Look! These are the sum angle formulas, and this can be simplified to
\[\begin{bmatrix}\cos (a+b)\zeta & -\sin (a+b)\zeta\\\sin (a+b)\zeta & \cos (a+b)\zeta\end{bmatrix}\]

Now that we know this, we can say that
\[\begin{bmatrix}\cos \zeta & -\sin \zeta\\\sin \zeta & \cos \zeta\end{bmatrix}^n=\begin{bmatrix}\cos n\zeta & -\sin n\zeta\\\sin n\zeta & \cos n\zeta\end{bmatrix}\]

And, if \(\zeta=\frac{2\pi}{n}\),
\[\begin{bmatrix}\cos \zeta & -\sin \zeta\\\sin \zeta & \cos \zeta\end{bmatrix}^n=\begin{bmatrix}\cos 2\pi & -\sin 2\pi\\\sin 2\pi & \cos 2\pi\end{bmatrix}\]
\[\begin{bmatrix}\cos \zeta & -\sin \zeta\\\sin \zeta & \cos \zeta\end{bmatrix}^n=\begin{bmatrix}1 & 0\\0 & 1\end{bmatrix}\]
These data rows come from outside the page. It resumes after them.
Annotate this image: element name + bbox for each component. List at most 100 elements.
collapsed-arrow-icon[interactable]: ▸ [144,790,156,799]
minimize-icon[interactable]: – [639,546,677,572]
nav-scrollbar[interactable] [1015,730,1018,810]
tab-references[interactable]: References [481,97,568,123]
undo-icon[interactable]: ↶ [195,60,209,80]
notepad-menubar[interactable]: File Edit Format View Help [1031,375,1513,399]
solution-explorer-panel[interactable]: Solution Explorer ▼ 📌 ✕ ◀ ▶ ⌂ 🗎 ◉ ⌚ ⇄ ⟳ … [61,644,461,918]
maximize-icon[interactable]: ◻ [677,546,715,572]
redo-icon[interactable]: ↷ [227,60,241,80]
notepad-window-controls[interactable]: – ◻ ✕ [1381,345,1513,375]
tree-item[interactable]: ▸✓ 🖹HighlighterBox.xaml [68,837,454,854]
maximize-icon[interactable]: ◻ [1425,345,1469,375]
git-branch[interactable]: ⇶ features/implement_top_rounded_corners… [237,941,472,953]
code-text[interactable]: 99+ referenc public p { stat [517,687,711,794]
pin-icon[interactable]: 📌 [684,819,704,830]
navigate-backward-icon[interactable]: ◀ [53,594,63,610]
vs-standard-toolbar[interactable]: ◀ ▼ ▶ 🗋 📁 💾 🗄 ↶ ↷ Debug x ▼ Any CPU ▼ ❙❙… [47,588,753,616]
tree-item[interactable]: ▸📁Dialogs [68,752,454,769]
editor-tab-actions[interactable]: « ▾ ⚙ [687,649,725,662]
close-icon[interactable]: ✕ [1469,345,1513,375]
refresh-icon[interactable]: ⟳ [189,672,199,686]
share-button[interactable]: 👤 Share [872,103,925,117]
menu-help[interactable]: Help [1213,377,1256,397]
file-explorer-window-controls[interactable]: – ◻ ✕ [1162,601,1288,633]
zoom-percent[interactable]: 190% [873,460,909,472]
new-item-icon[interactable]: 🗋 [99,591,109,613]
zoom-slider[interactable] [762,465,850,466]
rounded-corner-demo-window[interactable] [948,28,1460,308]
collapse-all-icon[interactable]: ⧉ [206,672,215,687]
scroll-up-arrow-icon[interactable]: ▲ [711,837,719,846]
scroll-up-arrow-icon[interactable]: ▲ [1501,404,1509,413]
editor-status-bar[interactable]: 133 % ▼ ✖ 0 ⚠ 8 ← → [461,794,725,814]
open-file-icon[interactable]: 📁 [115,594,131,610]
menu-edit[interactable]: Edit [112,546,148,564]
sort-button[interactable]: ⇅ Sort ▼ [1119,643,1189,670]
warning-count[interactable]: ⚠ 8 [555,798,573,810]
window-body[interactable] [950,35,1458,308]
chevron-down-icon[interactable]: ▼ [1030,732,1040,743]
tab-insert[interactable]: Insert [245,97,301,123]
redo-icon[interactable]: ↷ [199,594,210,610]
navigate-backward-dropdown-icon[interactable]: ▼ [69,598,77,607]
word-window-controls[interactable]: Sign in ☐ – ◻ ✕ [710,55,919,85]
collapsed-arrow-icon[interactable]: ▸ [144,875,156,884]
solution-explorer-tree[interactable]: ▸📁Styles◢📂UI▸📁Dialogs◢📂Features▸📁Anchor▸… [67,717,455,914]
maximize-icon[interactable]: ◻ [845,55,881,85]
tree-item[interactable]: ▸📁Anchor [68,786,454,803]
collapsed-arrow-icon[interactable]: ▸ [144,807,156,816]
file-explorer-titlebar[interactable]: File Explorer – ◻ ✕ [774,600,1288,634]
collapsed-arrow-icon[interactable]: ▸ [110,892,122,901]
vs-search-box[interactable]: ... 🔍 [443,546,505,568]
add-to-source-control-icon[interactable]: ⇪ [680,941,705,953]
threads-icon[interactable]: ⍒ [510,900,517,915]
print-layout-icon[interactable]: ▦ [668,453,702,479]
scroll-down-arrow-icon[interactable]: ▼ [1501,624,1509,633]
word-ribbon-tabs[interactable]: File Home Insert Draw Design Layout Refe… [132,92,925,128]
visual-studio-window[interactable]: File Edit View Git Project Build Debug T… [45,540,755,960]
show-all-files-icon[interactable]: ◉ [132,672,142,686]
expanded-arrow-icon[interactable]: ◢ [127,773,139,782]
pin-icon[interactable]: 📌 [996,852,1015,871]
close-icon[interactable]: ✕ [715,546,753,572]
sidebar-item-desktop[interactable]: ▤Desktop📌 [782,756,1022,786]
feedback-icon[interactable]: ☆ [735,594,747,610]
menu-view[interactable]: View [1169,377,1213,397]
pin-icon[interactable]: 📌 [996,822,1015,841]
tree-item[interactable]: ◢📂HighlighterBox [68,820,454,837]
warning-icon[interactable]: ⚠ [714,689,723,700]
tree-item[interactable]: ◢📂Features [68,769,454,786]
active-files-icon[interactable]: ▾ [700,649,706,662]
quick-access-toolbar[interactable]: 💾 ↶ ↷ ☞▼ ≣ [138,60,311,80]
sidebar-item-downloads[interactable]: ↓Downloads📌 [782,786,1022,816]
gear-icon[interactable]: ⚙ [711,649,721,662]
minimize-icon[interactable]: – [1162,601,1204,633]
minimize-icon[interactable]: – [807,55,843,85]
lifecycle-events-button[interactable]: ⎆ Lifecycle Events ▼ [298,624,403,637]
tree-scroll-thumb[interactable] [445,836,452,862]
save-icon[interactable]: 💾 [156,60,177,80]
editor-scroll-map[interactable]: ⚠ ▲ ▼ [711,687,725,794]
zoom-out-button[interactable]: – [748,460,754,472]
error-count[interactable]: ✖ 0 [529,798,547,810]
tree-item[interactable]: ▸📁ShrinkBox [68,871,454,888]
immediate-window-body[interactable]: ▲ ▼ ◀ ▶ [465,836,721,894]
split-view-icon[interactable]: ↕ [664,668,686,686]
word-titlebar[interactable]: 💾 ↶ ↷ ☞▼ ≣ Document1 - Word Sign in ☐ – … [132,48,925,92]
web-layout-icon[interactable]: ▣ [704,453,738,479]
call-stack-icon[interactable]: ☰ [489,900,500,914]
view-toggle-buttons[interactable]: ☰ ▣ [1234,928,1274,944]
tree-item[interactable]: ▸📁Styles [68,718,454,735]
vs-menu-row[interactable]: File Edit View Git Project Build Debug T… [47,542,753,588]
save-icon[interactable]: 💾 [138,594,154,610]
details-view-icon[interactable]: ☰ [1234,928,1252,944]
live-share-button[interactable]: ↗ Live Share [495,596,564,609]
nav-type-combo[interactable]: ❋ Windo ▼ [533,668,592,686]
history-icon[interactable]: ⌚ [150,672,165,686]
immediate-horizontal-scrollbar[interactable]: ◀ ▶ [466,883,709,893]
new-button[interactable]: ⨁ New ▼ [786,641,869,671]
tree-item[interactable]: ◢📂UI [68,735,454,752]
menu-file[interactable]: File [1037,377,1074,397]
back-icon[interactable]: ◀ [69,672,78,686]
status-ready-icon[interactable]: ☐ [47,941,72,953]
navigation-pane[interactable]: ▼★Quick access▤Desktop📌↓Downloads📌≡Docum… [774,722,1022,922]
Thus it is proven. Because of the relationship previously established between matrices and rational functions, if
\[f(x)=\frac{x\cos\zeta-\sin\zeta}{x\sin\zeta-\cos\zeta}\]
and
\[\zeta=\frac{2\pi}{n}\]
then
\[f^n(x)=x\]